I’ve decided that my spiritual work now is on this path to acceptance.
This means many things; Letting go of control and acceptance of what is and what will be. Acceptance that my body is growing older and grayer and that life here is different than life in the city but that being self-sufficient and able to live a more simpler life are a good skills for whatever is coming; be it global warming, hydrolic fracking, flooding, drought etc.
We are now in our winter transition period which means snow and ice on the ground and I can no longer spend most of my day outside. Snow is on the ground, ice is on the roadways and more physical hours of the day are dark, dreary and depressing.
In the old days I sought out activities outside of my home to keep myself active. Activities like group exercising, individual walking, photography classes, girl friend gatherings but now at age 63. Now I live an hour from any major city. the closest senior citizens center is 20 miles away each way.
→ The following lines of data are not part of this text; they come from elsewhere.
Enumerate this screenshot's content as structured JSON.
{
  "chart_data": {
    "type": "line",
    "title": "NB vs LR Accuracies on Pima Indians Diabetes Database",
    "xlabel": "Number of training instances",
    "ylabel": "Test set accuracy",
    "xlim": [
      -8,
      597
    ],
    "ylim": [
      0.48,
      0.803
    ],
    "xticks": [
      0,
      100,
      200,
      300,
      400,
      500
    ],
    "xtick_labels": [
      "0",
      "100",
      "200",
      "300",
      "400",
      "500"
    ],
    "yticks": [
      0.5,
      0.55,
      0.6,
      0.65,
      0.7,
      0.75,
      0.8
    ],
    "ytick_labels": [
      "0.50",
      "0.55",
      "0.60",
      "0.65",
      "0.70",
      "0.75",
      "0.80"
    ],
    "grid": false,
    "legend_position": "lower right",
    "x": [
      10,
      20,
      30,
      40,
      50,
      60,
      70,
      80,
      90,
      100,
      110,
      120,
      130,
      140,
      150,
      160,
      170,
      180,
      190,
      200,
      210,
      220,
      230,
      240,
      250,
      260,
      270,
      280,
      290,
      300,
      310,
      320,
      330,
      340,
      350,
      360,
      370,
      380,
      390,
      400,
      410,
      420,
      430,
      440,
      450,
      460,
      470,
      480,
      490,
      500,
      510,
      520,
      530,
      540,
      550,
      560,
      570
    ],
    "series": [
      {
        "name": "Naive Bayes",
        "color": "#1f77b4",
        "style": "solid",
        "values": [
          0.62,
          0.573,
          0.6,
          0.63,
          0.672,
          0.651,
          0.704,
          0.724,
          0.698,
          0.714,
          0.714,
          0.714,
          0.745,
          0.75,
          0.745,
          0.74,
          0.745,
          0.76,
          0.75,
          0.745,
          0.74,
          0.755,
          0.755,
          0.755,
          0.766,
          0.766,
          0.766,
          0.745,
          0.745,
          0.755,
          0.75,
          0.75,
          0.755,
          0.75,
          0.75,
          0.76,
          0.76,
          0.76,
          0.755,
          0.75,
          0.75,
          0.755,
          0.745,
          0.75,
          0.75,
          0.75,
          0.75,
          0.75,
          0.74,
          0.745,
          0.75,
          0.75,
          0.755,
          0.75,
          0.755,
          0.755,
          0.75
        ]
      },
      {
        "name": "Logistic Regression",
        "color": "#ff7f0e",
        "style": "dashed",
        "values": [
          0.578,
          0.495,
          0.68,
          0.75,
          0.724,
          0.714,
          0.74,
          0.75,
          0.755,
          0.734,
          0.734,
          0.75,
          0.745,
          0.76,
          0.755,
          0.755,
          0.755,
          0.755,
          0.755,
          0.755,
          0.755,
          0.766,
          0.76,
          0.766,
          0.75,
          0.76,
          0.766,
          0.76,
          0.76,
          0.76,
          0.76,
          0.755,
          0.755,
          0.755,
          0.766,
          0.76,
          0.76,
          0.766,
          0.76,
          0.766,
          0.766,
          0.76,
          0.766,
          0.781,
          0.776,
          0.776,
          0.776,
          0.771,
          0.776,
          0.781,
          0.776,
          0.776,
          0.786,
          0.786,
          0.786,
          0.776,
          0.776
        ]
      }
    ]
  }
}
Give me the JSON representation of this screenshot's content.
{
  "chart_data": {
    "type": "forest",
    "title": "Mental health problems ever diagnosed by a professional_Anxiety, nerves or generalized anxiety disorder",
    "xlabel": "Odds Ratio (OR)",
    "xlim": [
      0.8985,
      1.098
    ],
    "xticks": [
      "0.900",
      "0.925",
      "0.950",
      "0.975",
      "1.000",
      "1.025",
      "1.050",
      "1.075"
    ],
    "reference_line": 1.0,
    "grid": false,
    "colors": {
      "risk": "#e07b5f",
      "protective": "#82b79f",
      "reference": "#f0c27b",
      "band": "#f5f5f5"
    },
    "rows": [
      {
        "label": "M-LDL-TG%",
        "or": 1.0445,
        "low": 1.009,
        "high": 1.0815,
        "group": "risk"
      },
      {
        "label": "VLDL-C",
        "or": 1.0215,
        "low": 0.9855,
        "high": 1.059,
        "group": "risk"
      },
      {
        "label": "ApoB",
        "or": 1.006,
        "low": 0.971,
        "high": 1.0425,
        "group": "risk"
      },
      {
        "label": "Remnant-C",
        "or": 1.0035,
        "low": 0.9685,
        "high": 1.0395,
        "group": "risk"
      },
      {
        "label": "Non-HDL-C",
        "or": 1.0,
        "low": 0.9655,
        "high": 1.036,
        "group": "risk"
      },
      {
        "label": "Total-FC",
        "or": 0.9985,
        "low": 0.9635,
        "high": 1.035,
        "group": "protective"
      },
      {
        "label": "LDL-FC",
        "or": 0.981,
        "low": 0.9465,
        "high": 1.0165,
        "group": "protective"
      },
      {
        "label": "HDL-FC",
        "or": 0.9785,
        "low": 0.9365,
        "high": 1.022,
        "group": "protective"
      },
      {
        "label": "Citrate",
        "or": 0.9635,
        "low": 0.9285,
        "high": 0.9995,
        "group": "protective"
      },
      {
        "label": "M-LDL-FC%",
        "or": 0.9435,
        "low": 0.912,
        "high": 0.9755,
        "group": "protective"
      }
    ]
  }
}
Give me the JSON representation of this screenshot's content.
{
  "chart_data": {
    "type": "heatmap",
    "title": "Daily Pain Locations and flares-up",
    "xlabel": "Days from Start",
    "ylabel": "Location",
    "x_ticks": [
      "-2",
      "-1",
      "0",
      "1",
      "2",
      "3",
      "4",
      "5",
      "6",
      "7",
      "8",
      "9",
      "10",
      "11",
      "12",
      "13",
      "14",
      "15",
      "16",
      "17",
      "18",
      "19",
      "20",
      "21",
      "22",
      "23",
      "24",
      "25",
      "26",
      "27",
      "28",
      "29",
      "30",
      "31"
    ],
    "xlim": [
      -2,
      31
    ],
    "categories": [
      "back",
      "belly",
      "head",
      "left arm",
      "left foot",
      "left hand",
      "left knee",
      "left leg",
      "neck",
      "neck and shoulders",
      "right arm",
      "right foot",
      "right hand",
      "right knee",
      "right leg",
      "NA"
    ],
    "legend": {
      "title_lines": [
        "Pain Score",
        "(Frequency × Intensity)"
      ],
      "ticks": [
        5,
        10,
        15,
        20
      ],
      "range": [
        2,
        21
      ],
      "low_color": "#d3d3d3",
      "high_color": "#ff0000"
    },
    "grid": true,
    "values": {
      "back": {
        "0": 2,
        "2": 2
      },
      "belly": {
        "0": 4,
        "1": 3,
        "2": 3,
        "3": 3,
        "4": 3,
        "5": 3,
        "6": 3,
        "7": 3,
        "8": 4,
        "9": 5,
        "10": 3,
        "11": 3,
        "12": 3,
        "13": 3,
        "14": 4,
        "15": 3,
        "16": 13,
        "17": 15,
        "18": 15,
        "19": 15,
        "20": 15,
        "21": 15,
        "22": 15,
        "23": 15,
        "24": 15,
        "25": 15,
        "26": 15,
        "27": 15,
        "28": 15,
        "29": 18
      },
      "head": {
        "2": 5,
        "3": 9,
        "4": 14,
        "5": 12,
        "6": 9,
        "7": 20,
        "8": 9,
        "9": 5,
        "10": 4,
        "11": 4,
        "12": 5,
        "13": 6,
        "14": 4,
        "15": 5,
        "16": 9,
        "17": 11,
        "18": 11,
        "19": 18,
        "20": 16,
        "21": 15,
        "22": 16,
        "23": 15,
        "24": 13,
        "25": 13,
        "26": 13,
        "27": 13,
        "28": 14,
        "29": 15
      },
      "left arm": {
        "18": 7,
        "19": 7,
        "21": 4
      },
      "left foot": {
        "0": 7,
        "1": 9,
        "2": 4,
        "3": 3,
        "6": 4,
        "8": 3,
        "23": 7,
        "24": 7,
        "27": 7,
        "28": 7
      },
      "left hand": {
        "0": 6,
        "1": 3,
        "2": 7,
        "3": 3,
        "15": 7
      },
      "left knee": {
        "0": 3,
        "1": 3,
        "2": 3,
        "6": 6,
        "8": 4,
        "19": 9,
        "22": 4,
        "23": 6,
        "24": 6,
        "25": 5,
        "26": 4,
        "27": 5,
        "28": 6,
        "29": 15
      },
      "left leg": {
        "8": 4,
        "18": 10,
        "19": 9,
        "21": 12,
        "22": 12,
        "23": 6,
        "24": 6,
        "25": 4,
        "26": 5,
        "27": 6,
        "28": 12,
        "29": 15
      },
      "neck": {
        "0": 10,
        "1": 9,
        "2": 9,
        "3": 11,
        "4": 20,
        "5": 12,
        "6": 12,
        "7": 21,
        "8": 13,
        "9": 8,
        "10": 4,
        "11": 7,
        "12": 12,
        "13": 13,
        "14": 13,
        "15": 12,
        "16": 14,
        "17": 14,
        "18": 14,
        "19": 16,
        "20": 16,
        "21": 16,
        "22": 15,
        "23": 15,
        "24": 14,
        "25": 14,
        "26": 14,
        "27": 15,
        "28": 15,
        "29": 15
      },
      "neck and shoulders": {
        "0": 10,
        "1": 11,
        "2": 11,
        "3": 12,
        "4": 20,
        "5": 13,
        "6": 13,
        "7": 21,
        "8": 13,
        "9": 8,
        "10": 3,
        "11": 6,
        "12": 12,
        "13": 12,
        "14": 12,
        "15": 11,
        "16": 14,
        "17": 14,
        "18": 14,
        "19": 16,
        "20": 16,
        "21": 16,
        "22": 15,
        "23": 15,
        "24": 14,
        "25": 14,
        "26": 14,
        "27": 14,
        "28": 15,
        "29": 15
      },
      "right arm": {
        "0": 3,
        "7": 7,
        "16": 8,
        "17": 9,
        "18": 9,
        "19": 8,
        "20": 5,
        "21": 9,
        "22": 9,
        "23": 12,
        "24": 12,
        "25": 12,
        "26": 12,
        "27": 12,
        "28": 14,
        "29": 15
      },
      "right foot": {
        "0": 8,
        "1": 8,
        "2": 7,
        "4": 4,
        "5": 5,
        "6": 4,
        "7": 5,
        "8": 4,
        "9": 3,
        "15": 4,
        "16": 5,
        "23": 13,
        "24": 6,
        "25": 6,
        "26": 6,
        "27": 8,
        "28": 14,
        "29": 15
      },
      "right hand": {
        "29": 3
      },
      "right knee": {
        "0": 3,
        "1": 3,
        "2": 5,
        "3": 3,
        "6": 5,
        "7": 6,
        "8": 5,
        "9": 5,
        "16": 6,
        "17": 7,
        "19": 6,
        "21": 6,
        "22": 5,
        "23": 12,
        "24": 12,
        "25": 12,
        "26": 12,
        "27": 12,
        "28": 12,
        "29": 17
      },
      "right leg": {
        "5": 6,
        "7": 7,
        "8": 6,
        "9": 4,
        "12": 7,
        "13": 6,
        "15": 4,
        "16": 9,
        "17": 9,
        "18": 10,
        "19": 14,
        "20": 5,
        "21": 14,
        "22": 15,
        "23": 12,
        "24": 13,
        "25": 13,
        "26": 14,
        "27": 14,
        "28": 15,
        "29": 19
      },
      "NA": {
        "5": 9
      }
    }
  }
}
I have come to the realization that I have no choice but to move inward. And I hope that by moving inward I find the peace and acceptance I need to live gracefully and long.
I will continue my blog but its focus will change from furniture to gardening, healthy cooking and living a simpler and sustainable life and other facets of my life. Wish me well!
I choose to live and love with my whole heart.
Just for today I will not angry.
Just for today I will not worry.
Just for to today I will be grateful.
Just for today I will do my work honestly.
Just for today I will be kind to every living thing.